There is much to say about the challenges of being a mom and a theologian (or, theologian-in-training, in my case). Being a graduate student in religious studies is hard enough on its own. Completing your required course work, teaching freshman religion courses, preparing for and taking general examinations, assembling your dissertation committee, learning your required research languages, preparing for and taking your comprehensive examination, and much, much more. Then, add to that the responsibilities of being a wife and mother (of small children, no less) and you have an exceedingly difficult situation. I am further challenged by the fact that I am the only woman in my program who is married with children. There is some loneliness in this regard, to say the least.
But, this isn't a post about all that. Although there is plenty to discuss as far as the difficulties in being a theologian and a mom, I'm not going to write about them here. Plenty of others, I'm sure, have already done so. Instead, I'd like to offer a few ways in which I observe that being a mom and a theologian is beneficial. These benefits are not only for me as a person, but for my theology and teaching, too. I share these with you after almost two years in a doctoral program with two children under the age of two (Enough "twos" in that sentence for you?). (Although, to be fair, I was pregnant with the second child during the first year--though that doesn't mean I wasn't very aware of her presence throughout that time!)
First, being a mom and a theologian provides a daily, even hourly, reminder of my humanly limitations. The truth of my finitude is ever-present as I reckon each day with the limited number of hours in which I can work. My husband keeps our two children three days a week while I teach class and have "office hours." During this 5-7 hour window of time, I have to get done most of what needs to get done. The truth is, many things that I want to do and some things even that I need to do, just won't happen. Now, one might argue that if they fall by the way side then they probably weren't that important to begin with. But, as a recovering perfectionist, this reality has been difficult to accept. Still, I've found it remarkably freeing to know that my role as a mom trumps everything else and the guilt is considerably less when other tasks and priorities remain incomplete. I can't read my son Goodnight Moon and read Peter Lombard on the sacraments for my seminar. So, choices must be made and I'm learning to be OK with that.
Second, there is a considerable amount of occupational humility to be found in being a theologian mom. Many would consider theology to be one of those “ivory tower” academic fields. That’s all well and good; as long as you understand that my ivory tower is covered in snot, milk stains, Cheerios, and dirty diapers. In light of the constant and immediate needs of my children, it is crystal clear that what I do is not the most important thing. I will leave the office early simply to pick up bananas and blueberries for my son (whose aversion to vegetables means that we eat a lot of fresh fruit at our house). I will forgo grading papers in order to cuddle and coo at my daughter, who delights in (and desperately needs) my interaction. I will spend Saturday morning sitting on the floor watching cartoons with my kids rather than work on that research project that comes due in a few weeks. Why? Because what I do is not the most important thing. And, it will never be the most important thing. I’m not a slacker. I work my rear end off to complete assignments on time. But, when it comes to my babies, theology can wait.

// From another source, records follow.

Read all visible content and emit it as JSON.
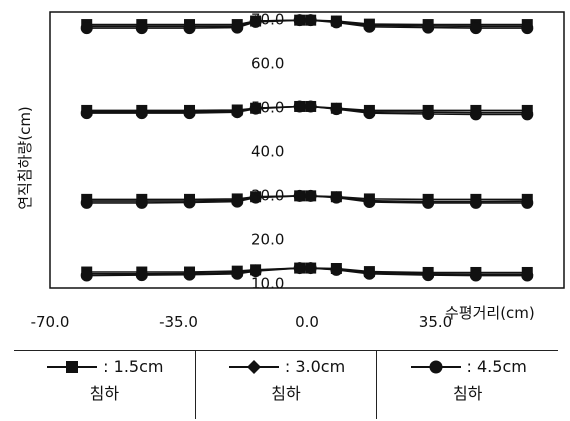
{
  "chart_data": {
    "type": "line",
    "title": "",
    "xlabel": "수평거리(cm)",
    "ylabel": "연직침하량(cm)",
    "xlim": [
      -70,
      70
    ],
    "x_ticks": [
      "-70.0",
      "-35.0",
      "0.0",
      "35.0"
    ],
    "y_ticks": [
      "10.0",
      "20.0",
      "30.0",
      "40.0",
      "50.0",
      "60.0",
      "70.0"
    ],
    "legend_placement": "bottom",
    "grid": false,
    "x": [
      -60,
      -45,
      -32,
      -19,
      -14,
      -2,
      1,
      8,
      17,
      33,
      46,
      60
    ],
    "groups": [
      {
        "level": 70,
        "series": [
          {
            "name": "1.5cm 침하",
            "marker": "square",
            "values": [
              68.6,
              68.6,
              68.6,
              68.6,
              69.4,
              69.6,
              69.6,
              69.4,
              68.7,
              68.6,
              68.6,
              68.6
            ]
          },
          {
            "name": "3.0cm 침하",
            "marker": "diamond",
            "values": [
              68.2,
              68.2,
              68.2,
              68.2,
              69.4,
              69.6,
              69.6,
              69.3,
              68.4,
              68.3,
              68.2,
              68.2
            ]
          },
          {
            "name": "4.5cm 침하",
            "marker": "circle",
            "values": [
              67.8,
              67.8,
              67.8,
              67.9,
              69.2,
              69.6,
              69.6,
              69.1,
              68.1,
              67.9,
              67.8,
              67.8
            ]
          }
        ]
      },
      {
        "level": 50,
        "series": [
          {
            "name": "1.5cm 침하",
            "marker": "square",
            "values": [
              49.1,
              49.1,
              49.1,
              49.2,
              49.6,
              50.0,
              50.0,
              49.6,
              49.1,
              49.1,
              49.1,
              49.1
            ]
          },
          {
            "name": "3.0cm 침하",
            "marker": "diamond",
            "values": [
              48.8,
              48.8,
              48.8,
              49.0,
              49.6,
              50.0,
              50.0,
              49.5,
              48.8,
              48.7,
              48.6,
              48.6
            ]
          },
          {
            "name": "4.5cm 침하",
            "marker": "circle",
            "values": [
              48.5,
              48.5,
              48.5,
              48.7,
              49.5,
              50.0,
              50.0,
              49.4,
              48.5,
              48.3,
              48.2,
              48.2
            ]
          }
        ]
      },
      {
        "level": 30,
        "series": [
          {
            "name": "1.5cm 침하",
            "marker": "square",
            "values": [
              28.9,
              28.9,
              28.9,
              29.0,
              29.5,
              29.7,
              29.7,
              29.5,
              29.0,
              28.9,
              28.9,
              28.9
            ]
          },
          {
            "name": "3.0cm 침하",
            "marker": "diamond",
            "values": [
              28.5,
              28.5,
              28.5,
              28.7,
              29.4,
              29.7,
              29.7,
              29.4,
              28.6,
              28.4,
              28.4,
              28.5
            ]
          },
          {
            "name": "4.5cm 침하",
            "marker": "circle",
            "values": [
              28.1,
              28.1,
              28.2,
              28.4,
              29.3,
              29.7,
              29.7,
              29.3,
              28.3,
              28.1,
              28.1,
              28.1
            ]
          }
        ]
      },
      {
        "level": 13,
        "series": [
          {
            "name": "1.5cm 침하",
            "marker": "square",
            "values": [
              12.4,
              12.4,
              12.4,
              12.6,
              12.9,
              13.3,
              13.3,
              13.2,
              12.5,
              12.3,
              12.3,
              12.3
            ]
          },
          {
            "name": "3.0cm 침하",
            "marker": "diamond",
            "values": [
              12.0,
              12.0,
              12.1,
              12.3,
              12.8,
              13.3,
              13.3,
              13.0,
              12.3,
              12.0,
              11.9,
              11.9
            ]
          },
          {
            "name": "4.5cm 침하",
            "marker": "circle",
            "values": [
              11.6,
              11.7,
              11.8,
              12.0,
              12.6,
              13.3,
              13.3,
              12.9,
              12.0,
              11.7,
              11.6,
              11.6
            ]
          }
        ]
      }
    ]
  },
  "legend": [
    {
      "marker": "square",
      "label": ": 1.5cm",
      "sub": "침하"
    },
    {
      "marker": "diamond",
      "label": ": 3.0cm",
      "sub": "침하"
    },
    {
      "marker": "circle",
      "label": ": 4.5cm",
      "sub": "침하"
    }
  ]
}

Finally, being a theologian mom, particularly a breastfeeding mom, provides me with a constant appreciation for the fact that I am embodied being. I know this sounds weird, but the truth is that in academic life there is a temptation to treat oneself as a being made up of mind and soul. The body and attention to the body’s needs (and the body’s connection to others) sometimes fall away. But, because my daughter is breastfeeding, every day that I am away from her I have to stop what I’m doing and pump milk for her. Moreover, even before I cease my activity to pump, I am very aware of my body’s response to being without her presence. My breasts fill up with milk and I can feel my bodiliness, while I teach and read and write. This theologian is no disembodied mind. Also, she requires me to be on a very restricted diet due to her tummy troubles. As a result, I’m avoiding dairy and wheat at every meal—24 hours a day, seven days a week (no “cheating”). This has made me very aware of what goes into my body and its effect, not just on me, but also on the little life that’s dependent upon me. As a theologian mom, I know that I am a person with a body and this body is good. It sustains another person’s life and it requires my attention to maintain its health.
These are not the only things I could say about the benefits of being a theologian mom. There are many more, I’m sure. But, this is all I have time for (remember the time limitation thing?). I should close by saying that I am not unaware of the fact that these truths can apply to moms of any stripe, really. Even moms who don’t “work outside the home” are doing very hard work inside the home. Further, dads who work or dads who are in academia may share in these observations too (though not the breastfeeding one, I’d imagine). Still, I wanted to put into words the way being a mom and a theologian in an academic life is a positive experience (albeit a serious challenge, too). Feel free to share what you think from your own experiences.